The laser was never delivered. The system had to be custom-built and would have taken weeks to complete and ship, Hobart reps explained on March 18, after which the Aum reps abruptly broke off communications. The Tokyo subway attack unfolded two days later.

The Hobart negotiation was not an isolated incident. It was the culmination of a years-long effort by Aum Shinrikyo to acquire laser technology, one that spanned three continents and stretched from a Nobel Prize winner’s living room to the research laboratories of some of Japan’s largest defense contractors — a cautionary tale of how terrorists might someday attempt to turn laser technology into a tool of their evil aspirations.

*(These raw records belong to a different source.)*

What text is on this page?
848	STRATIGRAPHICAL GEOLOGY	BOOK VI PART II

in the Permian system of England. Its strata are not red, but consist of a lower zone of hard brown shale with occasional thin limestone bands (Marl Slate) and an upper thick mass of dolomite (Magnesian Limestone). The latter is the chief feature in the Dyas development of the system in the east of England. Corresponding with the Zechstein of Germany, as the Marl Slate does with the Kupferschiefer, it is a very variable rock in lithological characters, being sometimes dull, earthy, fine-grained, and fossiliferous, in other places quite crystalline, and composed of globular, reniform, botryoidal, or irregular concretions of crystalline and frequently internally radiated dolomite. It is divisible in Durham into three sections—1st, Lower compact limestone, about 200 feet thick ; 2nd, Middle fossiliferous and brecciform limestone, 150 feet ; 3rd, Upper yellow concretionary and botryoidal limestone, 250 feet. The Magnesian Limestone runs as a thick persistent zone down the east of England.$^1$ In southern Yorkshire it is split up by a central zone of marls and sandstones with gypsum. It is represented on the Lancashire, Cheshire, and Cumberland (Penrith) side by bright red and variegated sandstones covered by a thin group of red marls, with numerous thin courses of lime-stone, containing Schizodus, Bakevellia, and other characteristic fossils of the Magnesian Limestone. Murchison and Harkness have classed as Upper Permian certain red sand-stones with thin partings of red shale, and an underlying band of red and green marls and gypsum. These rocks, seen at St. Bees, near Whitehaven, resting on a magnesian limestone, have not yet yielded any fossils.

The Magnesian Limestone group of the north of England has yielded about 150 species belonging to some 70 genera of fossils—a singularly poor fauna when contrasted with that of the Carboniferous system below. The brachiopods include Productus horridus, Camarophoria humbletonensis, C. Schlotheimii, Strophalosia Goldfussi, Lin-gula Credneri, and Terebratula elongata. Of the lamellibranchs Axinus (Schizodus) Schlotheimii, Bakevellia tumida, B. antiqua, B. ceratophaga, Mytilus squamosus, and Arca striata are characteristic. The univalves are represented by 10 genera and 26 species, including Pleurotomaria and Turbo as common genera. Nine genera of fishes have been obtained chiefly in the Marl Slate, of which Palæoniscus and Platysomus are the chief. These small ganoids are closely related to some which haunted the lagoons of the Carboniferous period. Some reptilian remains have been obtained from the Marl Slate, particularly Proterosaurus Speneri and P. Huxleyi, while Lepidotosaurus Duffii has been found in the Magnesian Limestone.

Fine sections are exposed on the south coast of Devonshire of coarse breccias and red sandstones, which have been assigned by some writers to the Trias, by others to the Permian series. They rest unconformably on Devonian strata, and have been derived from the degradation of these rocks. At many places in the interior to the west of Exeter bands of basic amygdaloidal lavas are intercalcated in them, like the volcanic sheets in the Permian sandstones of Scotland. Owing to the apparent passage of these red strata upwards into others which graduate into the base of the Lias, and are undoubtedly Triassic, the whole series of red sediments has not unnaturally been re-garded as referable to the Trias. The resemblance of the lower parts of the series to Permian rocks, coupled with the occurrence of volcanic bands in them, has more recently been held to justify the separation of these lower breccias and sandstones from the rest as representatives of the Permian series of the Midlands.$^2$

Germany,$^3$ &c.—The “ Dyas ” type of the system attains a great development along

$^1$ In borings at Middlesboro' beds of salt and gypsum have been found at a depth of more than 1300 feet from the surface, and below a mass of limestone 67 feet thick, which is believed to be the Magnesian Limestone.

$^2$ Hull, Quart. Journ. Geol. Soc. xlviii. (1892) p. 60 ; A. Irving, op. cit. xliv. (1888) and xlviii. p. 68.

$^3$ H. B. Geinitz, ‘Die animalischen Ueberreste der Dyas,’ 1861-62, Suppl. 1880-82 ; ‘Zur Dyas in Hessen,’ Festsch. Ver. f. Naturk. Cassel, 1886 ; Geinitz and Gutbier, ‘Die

Aum Shinrikyo became infamous for sarin, but the group’s founder and self-proclaimed messiah, Shoko Asahara, had grander ambitions than nerve gas. Born Chizuo Matsumoto, Asahara built the cult around an apocalyptic ideology that blended Buddhism with millenarian prophecy, centered on his prediction that nuclear war would bring about Armageddon and that Aum’s members would be among the sole survivors. After the group’s humiliating defeat in Japan’s 1990 parliamentary elections — in which Asahara received only 1,783 votes out of half a million cast — he accused the government of fraud and shifted the cult’s mission entirely from surviving the apocalypse to starting it.